GENERIC AVAILABLE: Yes

PREPARATIONS: Oromucosal solution: 2% (20 mg/mL)

STORAGE: Lidocaine Viscous should be stored aft 15 C – 30 C (59 F – 86 –F).

DOSING: Adults: 5-10 ml of lidocaine viscous is recommended for the treatment of painful mucous membranes of the mouth or throat. No more than 6 doses should be given in 24 hours and the maximum dose is 60 ml or 1200 mg lidocaine.

To provide anesthesia prior to insertion of medical instruments or catheters into the upper respiratory or digestive tracts, 10 to 15 ml (200 to 300 mg) is recommended not to exceed 400 mg/day.

To treat diseases of the upper gastrointestinal tract, 5 to15 ml of lidocaine is recommended not to exceed 60 ml or 1200 mg per day.

Children 2-12 years: Dosing is based on weight. Do not exceed 1 ml per 5 kg of child's weight per dose. Do not exceed 4 mg/kg or 4 doses in 24 hours.

DRUG INTERACTIONS: Lidocaine topical administration results in low systematic or blood levels are therefore does not have any known clinically significant drug-drug interactions. The following drug interactions have been observed with intravenous lidocaine use.

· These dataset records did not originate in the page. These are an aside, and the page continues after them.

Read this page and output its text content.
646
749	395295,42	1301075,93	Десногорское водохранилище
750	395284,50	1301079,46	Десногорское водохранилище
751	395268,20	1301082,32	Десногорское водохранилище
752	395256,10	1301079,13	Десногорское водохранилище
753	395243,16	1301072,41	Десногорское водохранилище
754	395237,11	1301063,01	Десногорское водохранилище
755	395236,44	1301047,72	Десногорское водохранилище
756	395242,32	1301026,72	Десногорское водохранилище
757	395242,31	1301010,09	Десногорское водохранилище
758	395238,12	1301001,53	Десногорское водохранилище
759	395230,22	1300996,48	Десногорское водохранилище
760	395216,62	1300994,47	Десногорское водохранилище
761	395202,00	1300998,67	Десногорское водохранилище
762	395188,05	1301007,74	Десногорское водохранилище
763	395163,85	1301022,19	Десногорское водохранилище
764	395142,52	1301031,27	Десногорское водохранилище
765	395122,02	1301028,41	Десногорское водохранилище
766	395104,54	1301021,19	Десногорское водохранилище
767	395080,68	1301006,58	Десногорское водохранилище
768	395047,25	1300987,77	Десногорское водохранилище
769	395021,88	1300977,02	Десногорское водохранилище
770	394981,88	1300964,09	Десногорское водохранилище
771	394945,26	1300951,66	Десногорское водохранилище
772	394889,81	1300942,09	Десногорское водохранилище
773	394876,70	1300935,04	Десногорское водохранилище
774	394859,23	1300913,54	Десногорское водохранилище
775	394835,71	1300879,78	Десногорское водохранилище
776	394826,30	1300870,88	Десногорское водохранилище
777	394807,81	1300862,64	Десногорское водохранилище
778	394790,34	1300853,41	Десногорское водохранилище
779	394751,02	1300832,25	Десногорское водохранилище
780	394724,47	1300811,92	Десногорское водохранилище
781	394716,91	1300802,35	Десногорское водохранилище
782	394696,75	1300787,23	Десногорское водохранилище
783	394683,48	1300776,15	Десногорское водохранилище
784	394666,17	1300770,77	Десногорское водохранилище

Toxicity may result when lidocaine is used with other local anesthetics or drugs which are structurally related to amide-type local anesthetics. Antiarrhythmic drugs such as mexiletine and amiodarone may increase blood concentrations of lidocaine.

Lidocaine is mainly metabolized or broken down by liver enzymes. Strong inhibitors of these liver enzymes such as fluvoxamine, erythromycin, and itraconazole may decrease the breakdown of lidocaine and cause an increase in its blood concentrations.